Gambar 2.  Suasan di sekitar kantor van Jacobson van Den Berg

            Sayangnya bangunan bekas kantor van Jacobson van Den Berg kurang mendapatkan perhatian dari pemerintah.  Seandainya pemerintah setempat mengambil bangunan ini dan menjadikan bangunan tersebut sebagai aset wisata bukan mustahil akan menjadi tempat yang menarik untuk di kunjungi.  Palembang bukan kota seperti Jakarta mapun Semarang yang memiliki wilayah kota tua yang terpusat, di Palembang bangunan tua berada menyebar di sudut-sudut kota, tidak jarang bangunan tua yang masih tersisa kini sudah hancur dan tinggal kenangan.  Keberadaan bangunan tua di Palembang harus dilestarikan karena merupakan warisan sejarah yang tidak ternilai harganya.

Gambar 3.  Plang nama kantor van Jacobson van Den Berg & Co Palembang

            Bertahun-tahun sudah dilewati keadaan bekas kantor van Jacobson van Den Berg masih seperti dahulu tidak berubah menjadi lebih baik bahkan lebih memprihatinkan.  Jangan sampai bangunan bersejarah tersebut hancur dan hilang tinggal kenangan.  Semoga bangunan ini akan mendapatkan perhatian lebih dari pemerintah.

Kantor van Jacobson van Den Berg & Co

Gambar 4.  Kantor van Jacobson van Den Berg & Co Palembang

            Keberadaan kantor van Jacobson van Den Berg di Palembang kurang diketahui pasti kapan berdirinya, namun dari bentuknya saja kita sudah pasti mengira banyak kisah yang telah disaksikan bangunan tersebut.   Van Jacobson van Den Berg adalah perusahaan dagang milik Belanda yang beroperasi di Indonesia sejak 1960 dan dinasionalisasikan pada tahun 1958.  Perusahaan ini bergerak di bidang asuransi dan perdagangan (Expor-Impor) termasuk membentuk perusahaan kongsi di Palembang untuk pembelian karet dan kopi.

Gambar 5.  Van Jacobson van Den Berg & Co bangunan tua yang masih berdiri kokoh

            Karyawan Indonesia mengambil alih NV Jacobson van Den Berg & Co ketika hubungan RI-Belanda memburuk.  Jacobson van den Berg dan semua perusahaan milik Belanda diambil alih.  Sementara ribuan warga Belanda dan Indo Belanda meninggalkan Indonesia.

Sejarah van Jacobson van Den Berg & Co

Gambar 6.  Pintu masuk kantor van Jacobson van Den Berg & Co Palembang

            Sebuah perusahaan dagang Belanda yang besar, didirikan di Denhaag, Belanda pada 1 Juni 1860. NV Jacobson van den Berg & Co atau Jacoberg bergerak di bidang perdagangan, jasa asuransi, dan industri.

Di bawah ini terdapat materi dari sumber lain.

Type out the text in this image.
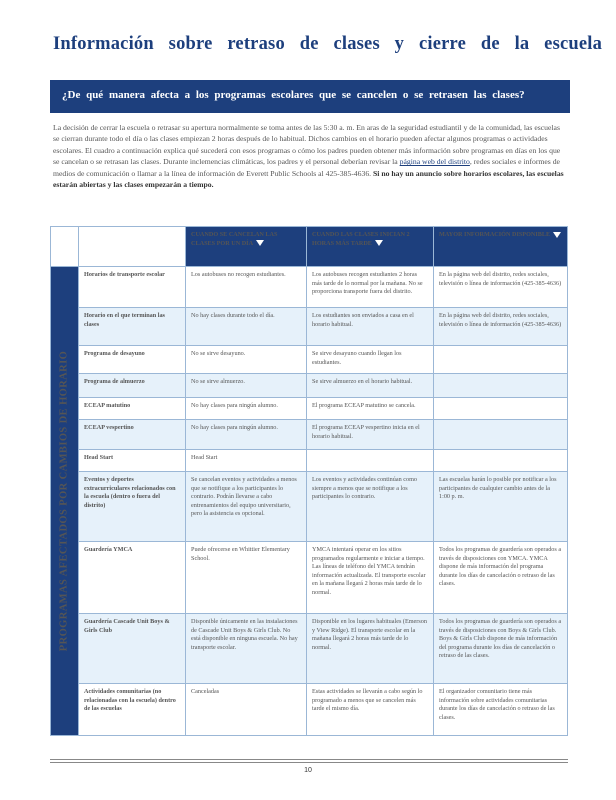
Información sobre retraso de clases y cierre de la escuela
¿De qué manera afecta a los programas escolares que se cancelen o se retrasen las clases?
La decisión de cerrar la escuela o retrasar su apertura normalmente se toma antes de las 5:30 a. m. En aras de la seguridad estudiantil y de la comunidad, las escuelas se cierran durante todo el día o las clases empiezan 2 horas después de lo habitual. Dichos cambios en el horario pueden afectar algunos programas o actividades escolares. El cuadro a continuación explica qué sucederá con esos programas o cómo los padres pueden obtener más información sobre programas en días en los que se cancelan o se retrasan las clases. Durante inclemencias climáticas, los padres y el personal deberían revisar la página web del distrito, redes sociales e informes de medios de comunicación o llamar a la línea de información de Everett Public Schools al 425-385-4636. Si no hay un anuncio sobre horarios escolares, las escuelas estarán abiertas y las clases empezarán a tiempo.
		CUANDO SE CANCELAN LAS CLASES POR UN DÍA	CUANDO LAS CLASES INICIAN 2 HORAS MÁS TARDE	MAYOR INFORMACIÓN DISPONIBLE

PROGRAMAS AFECTADOS POR CAMBIOS DE HORARIO	Horarios de transporte escolar	Los autobuses no recogen estudiantes.	Los autobuses recogen estudiantes 2 horas más tarde de lo normal por la mañana. No se proporciona transporte fuera del distrito.	En la página web del distrito, redes sociales, televisión o línea de información (425-385-4636)
	Horario en el que terminan las clases	No hay clases durante todo el día.	Los estudiantes son enviados a casa en el horario habitual.	En la página web del distrito, redes sociales, televisión o línea de información (425-385-4636)
	Programa de desayuno	No se sirve desayuno.	Se sirve desayuno cuando llegan los estudiantes.	
	Programa de almuerzo	No se sirve almuerzo.	Se sirve almuerzo en el horario habitual.	
	ECEAP matutino	No hay clases para ningún alumno.	El programa ECEAP matutino se cancela.	
	ECEAP vespertino	No hay clases para ningún alumno.	El programa ECEAP vespertino inicia en el horario habitual.	
	Head Start	Head Start		
	Eventos y deportes extracurriculares relacionados con la escuela (dentro o fuera del distrito)	Se cancelan eventos y actividades a menos que se notifique a los participantes lo contrario. Podrán llevarse a cabo entrenamientos del equipo universitario, pero la asistencia es opcional.	Los eventos y actividades continúan como siempre a menos que se notifique a los participantes lo contrario.	Las escuelas harán lo posible por notificar a los participantes de cualquier cambio antes de la 1:00 p. m.
	Guardería YMCA	Puede ofrecerse en Whittier Elementary School.	YMCA intentará operar en los sitios programados regularmente e iniciar a tiempo. Las líneas de teléfono del YMCA tendrán información actualizada. El transporte escolar en la mañana llegará 2 horas más tarde de lo normal.	Todos los programas de guardería son operados a través de disposiciones con YMCA. YMCA dispone de más información del programa durante los días de cancelación o retraso de las clases.
	Guardería Cascade Unit Boys & Girls Club	Disponible únicamente en las instalaciones de Cascade Unit Boys & Girls Club. No está disponible en ninguna escuela. No hay transporte escolar.	Disponible en los lugares habituales (Emerson y View Ridge). El transporte escolar en la mañana llegará 2 horas más tarde de lo normal.	Todos los programas de guardería son operados a través de disposiciones con Boys & Girls Club. Boys & Girls Club dispone de más información del programa durante los días de cancelación o retraso de las clases.
	Actividades comunitarias (no relacionadas con la escuela) dentro de las escuelas	Canceladas	Estas actividades se llevarán a cabo según lo programado a menos que se cancelen más tarde el mismo día.	El organizador comunitario tiene más información sobre actividades comunitarias durante los días de cancelación o retraso de las clases.
10
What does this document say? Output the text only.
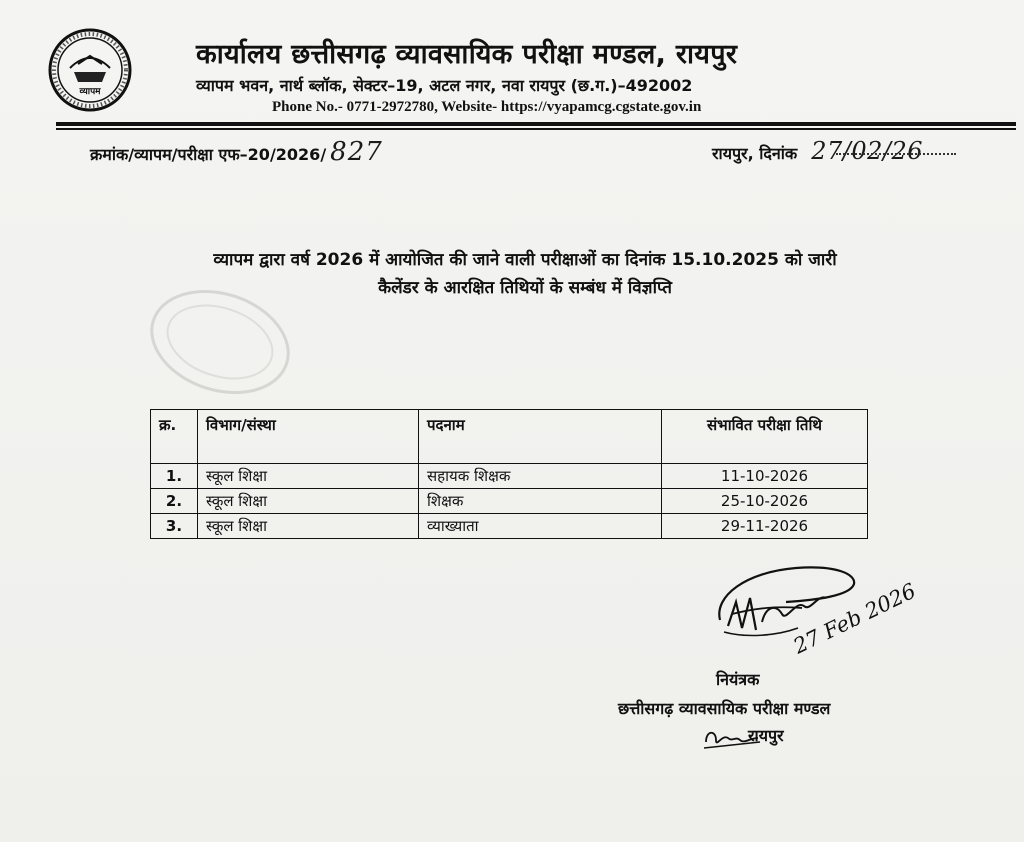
व्यापम
कार्यालय छत्तीसगढ़ व्यावसायिक परीक्षा मण्डल, रायपुर
व्यापम भवन, नार्थ ब्लॉक, सेक्टर–19, अटल नगर, नवा रायपुर (छ.ग.)–492002
Phone No.- 0771-2972780, Website- https://vyapamcg.cgstate.gov.in
क्रमांक/व्यापम/परीक्षा एफ–20/2026/ 827	रायपुर, दिनांक 27/02/26
व्यापम द्वारा वर्ष 2026 में आयोजित की जाने वाली परीक्षाओं का दिनांक 15.10.2025 को जारी
कैलेंडर के आरक्षित तिथियों के सम्बंध में विज्ञप्ति
क्र.	विभाग/संस्था	पदनाम	संभावित परीक्षा तिथि
1.	स्कूल शिक्षा	सहायक शिक्षक	11-10-2026
2.	स्कूल शिक्षा	शिक्षक	25-10-2026
3.	स्कूल शिक्षा	व्याख्याता	29-11-2026
27 Feb 2026
नियंत्रक
छत्तीसगढ़ व्यावसायिक परीक्षा मण्डल
रायपुर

Memiliki jaringan bisnis yang luas dan kuat. Kantor-kantornya tersebar di seluruh dunia seperti New York, Rio de Janeiro, Sao Paulo, Buenos Aires, Montevideo, Singapura, Kuala Lumpur, Penang, Hongkong, Tokyo, Osaka, Kobe, Sydney, Melbourne, Brisbane dan Batavia (Jakarta). Javobson van den Berg merupakan salah satu dari The Big Five, lima perusahaan raksasa milik Belanda, selain Internatio, Lindeteves, Borsuimi; J dan Geo Wehry. The Big Five ini membentuk sebuah Trading House yang kuat dan menguasai jaringan bisnis perdagangan, produksi, jasa, industri serta distribusi di berbagai negara. Di Hindia Belanda (Indonesia) Jacoberg memiliki sejumlah kantor cabang, antara lain di Medan, Sibolga, Padang, Bengkulu, Jambi, Palembang, Teluk Betung, dan Pangkal Pinang, untuk kawasan Sumatera. Di Jawa, terdapat di Cirebon, Bandung, Semarang dan Surabaya. Di Kalimantan terdapat di Banjarmasin, Samarinda, Balikpapan, dan Pontianak. Selain itu, kantor cabangnya di Makassar, Manado, Ambon, Denpasar dan Ampenan.

            Sejak 1934 Jacoberg menjalankan roda bisnisnya di gedung megahnya Toko Merah. Tetapi dengan meletusnya PD II, kegiatan perusahaan ini lumpuh total karena Hindia Belanda menyerah tanpa syarat kepada Jepang. Tahun 1945, Jepang menyerah dan sejak 1946 Jacoberg kembali menempati sebagian dari bekas gedung kantor pusatnya dan tahun 1947 seluruh bangunan telah sepenuhnya ditempati oleh perusahaan ini. Logo Jacoberg terukir pada permukaan balkon yang terpasang pada lantai II gedung bagian belakang yang menghadap ke ruangan besar di dalam baik sebelah kiri maupun kanan balkon.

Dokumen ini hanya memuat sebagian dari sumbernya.